= Elinor Leigh =

British actress

Elinor Leigh was a British stage actor of the seventeenth century.

Born Elinor Dixon, she was billed as Mrs Leigh or Mrs Lee after she married the actor Anthony Leigh in 1671. This has led to some difficulty distinguishing on playbills between her and the actress Mary Slingsby who also acted under her married name of Lee at the time. In addition another actress with the name Elizabeth Leigh was also active during the period.

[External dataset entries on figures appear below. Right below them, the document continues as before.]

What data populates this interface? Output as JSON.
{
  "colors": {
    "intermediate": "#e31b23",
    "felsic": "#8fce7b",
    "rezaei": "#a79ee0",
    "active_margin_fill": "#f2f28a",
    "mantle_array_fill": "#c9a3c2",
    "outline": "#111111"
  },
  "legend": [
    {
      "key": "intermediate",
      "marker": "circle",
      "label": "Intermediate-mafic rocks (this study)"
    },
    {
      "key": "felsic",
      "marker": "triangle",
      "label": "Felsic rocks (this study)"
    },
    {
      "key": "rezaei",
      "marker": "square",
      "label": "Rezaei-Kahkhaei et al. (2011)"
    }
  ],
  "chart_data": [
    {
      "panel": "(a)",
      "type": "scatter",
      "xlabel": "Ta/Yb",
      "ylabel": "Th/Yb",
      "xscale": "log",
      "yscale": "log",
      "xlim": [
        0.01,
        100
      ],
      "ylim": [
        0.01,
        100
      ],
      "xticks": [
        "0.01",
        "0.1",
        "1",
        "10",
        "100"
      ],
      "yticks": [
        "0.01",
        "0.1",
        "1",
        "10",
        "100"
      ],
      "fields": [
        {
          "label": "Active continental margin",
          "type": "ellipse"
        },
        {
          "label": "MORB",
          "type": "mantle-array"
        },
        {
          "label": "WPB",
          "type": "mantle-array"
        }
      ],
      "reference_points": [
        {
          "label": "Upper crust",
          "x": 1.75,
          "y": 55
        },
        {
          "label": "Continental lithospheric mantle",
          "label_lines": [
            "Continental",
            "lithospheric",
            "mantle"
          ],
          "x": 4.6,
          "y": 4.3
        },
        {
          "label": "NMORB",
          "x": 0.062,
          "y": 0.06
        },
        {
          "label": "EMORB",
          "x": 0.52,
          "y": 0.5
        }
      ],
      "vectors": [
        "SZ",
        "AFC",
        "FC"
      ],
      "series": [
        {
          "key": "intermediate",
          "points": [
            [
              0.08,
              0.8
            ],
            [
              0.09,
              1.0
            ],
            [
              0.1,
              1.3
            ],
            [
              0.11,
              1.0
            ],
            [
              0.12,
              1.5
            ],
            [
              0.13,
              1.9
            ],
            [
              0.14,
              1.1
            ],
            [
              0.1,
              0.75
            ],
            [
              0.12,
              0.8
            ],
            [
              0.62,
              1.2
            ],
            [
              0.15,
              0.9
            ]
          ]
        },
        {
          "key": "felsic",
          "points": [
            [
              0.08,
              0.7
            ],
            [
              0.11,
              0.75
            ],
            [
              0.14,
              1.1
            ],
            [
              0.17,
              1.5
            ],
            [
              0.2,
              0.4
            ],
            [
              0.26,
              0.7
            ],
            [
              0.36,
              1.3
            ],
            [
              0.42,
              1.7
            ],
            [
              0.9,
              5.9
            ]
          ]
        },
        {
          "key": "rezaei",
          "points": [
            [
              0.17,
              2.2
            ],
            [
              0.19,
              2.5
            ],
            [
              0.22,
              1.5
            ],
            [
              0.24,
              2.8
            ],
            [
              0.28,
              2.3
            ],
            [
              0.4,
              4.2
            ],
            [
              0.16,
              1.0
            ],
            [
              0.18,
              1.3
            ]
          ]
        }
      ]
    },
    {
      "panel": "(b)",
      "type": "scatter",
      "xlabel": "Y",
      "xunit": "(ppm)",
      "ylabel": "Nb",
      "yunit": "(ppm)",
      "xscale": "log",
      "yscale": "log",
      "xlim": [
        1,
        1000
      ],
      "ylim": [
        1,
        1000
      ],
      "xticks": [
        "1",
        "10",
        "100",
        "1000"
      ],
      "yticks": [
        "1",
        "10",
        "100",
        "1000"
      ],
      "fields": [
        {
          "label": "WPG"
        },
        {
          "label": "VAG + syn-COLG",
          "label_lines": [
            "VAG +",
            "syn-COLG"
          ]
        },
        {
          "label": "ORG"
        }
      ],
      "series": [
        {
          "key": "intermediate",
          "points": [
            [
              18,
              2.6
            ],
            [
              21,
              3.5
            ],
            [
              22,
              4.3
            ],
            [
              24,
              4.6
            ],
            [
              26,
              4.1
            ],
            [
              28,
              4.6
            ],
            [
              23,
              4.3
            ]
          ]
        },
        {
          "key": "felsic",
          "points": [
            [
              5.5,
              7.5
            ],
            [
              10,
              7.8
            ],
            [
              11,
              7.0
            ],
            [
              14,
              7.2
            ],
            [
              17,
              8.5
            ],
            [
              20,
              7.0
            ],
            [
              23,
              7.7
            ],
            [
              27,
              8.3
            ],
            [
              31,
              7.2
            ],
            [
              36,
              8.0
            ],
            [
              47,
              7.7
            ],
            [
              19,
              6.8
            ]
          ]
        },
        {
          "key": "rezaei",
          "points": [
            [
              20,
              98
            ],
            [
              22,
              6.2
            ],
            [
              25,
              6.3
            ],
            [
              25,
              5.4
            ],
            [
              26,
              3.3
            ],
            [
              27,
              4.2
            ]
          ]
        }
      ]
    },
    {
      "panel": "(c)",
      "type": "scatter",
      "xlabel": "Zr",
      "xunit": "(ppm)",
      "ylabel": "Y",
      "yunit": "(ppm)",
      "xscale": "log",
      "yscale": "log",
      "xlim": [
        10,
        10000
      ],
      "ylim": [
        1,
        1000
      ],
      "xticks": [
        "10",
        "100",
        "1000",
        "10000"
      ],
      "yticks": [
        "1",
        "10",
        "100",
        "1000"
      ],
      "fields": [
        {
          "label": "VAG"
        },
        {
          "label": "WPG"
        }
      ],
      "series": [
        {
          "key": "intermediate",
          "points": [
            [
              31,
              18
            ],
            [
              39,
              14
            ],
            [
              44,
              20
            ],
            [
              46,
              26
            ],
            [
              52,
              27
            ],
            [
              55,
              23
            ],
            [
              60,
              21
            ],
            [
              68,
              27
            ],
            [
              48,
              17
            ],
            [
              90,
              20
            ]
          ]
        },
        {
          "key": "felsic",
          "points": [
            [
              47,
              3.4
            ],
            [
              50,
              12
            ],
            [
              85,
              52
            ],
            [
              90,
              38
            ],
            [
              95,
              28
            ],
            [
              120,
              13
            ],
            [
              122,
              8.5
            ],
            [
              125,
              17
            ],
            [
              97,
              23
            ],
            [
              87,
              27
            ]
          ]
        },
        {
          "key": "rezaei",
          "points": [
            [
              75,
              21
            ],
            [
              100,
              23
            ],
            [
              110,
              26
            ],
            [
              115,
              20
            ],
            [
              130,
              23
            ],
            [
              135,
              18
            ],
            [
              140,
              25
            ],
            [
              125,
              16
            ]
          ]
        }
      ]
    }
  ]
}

She was a member of the Duke's Company in the 1670s which was then merged into the United Company from 1682, acting mainly at Drury Lane. Her husband died in 1692, and in 1695 she joined those who left to form a new company under Thomas Betterton at the Lincoln's Inn Fields Theatre

==Selected roles==

- Melvissa in The Women's Conquest by Edward Howard (1670)
- Petilla in The Six Days' Adventure by Edward Howard (1671)
- Orinda in Cambyses, King Of Persia by Elkanah Settle (1671)
- Betty in The Town Shifts by Edward Revet (1671)
- Julia in Charles VIII of France by John Crowne (1671)
- Betty Trickmore in The Citizen Turned Gentleman by Edward Ravenscroft (1672)
- Beatrice in The Careless Lovers by Edward Ravenscroft (1673)
- Isabella in The Country Wit by John Crowne (1676)
- Scintilla in The French Conjuror by Thomas Porter (1677)
- Paulina in The Loving Enemies by Lewis Maidwell (1680)
- Mrs Dashit in The Revenge by Aphra Behn (1680)
- Tournon in The Princess of Cleve by Nathaniel Lee (1680)
- Engine in The London Cuckolds by Edward Ravenscroft (1681)
- Mrs Closet in The City Heiress by Aphra Behn (1682)
- Mrs Prudence in Dame Dobson by Edward Ravenscroft (1683)
- Clara in The Disappointment Thomas Southerne (1684)
- Johayma in Don Sebastian by John Dryden (1689)
- Lady Sly in The Fortune Hunters by John Carlile (1689)
- Lady Pinchgut in The English Friar by John Crowne (1690)
- Oyley in Love for Money by Thomas D'Urfey (1691)
- Mrs Hackwell in The Volunteers by Thomas Shadwell (1692)
- Siam in The Maid's Last Prayer by Thomas Southerne (1693)
- Lucy in The Old Bachelor by William Congreve (1693)
- Lady Meanwell in The Female Virtuosos by Thomas Wright (1693)
- Lady Plyant in The Double Dealer by William Congreve (1693)
- Marmalette in The Richmond Heiress by Thomas D'Urfey (1693)
- Mrs Sneaksby in A Very Good Wife by George Powell (1693)
- Nurse in The Fatal Marriage by Thomas Southerne (1694)
- Rosalin in The Ambitious Slave by Elkanah Settle (1694)
- Vesuvia in The Lover's Luck by Thomas Dilke (1695)
- Plackett in The She-Gallants by George Granville (1695)
- Betty in The Country Wake by Thomas Doggett (1696)
- Doctor's wife in The Anatomist by Edward Ravenscroft (1696)
- Secreta in The City Lady by Thomas Dilke (1696)
- Lady Beauclair in The Innocent Mistress by Mary Pix (1697)
- Lady Temptyouth in The Deceiver Deceived by Mary Pix (1697)
- Grossiere in The Intrigues at Versailles by Thomas d'Urfey (1697)
- Sweetny in The Pretenders by Thomas Dilke (1698)
- Phenissa in Rinaldo and Armida by John Dennis (1698)
- Lady Laycock in The Amorous Widow by Thomas Betterton (1699)
- Lady Wishfort in The Way of the World by William Congreve (1700)
- Sophia in The Czar of Muscovy by Mary Pix (1701)
- Lady Rakelove in The Gentleman Cully by Charles Johnson (1701)
- Lady Autumn in The Ladies Visiting Day by William Burnaby (1701)
- Mrs Plotwell in The Beau's Duel by Susanna Centlivre (1702)
- Widow Bellmont in The Different Widows by Mary Pix (1703)
- Dromia in Love Betrayed by William Burnaby (1703)
- Chloris in As You Find It by Charles Boyle (1703)
- Lady Stale in The Biter by Nicholas Rowe (1704)
- Peeper in The Platonick Lady by Susanna Centlivre (1706)

==Bibliography==
- Bush-Bailey, Gilli. Treading the Bawds: Actresses and Playwrights on the Late-Stuart Stage. Manchester University Press, 2006.
- Straub, Kristina, G. Anderson, Misty and O'Quinn, Daniel . The Routledge Anthology of Restoration and Eighteenth-Century Drama. Taylor & Francis, 2017.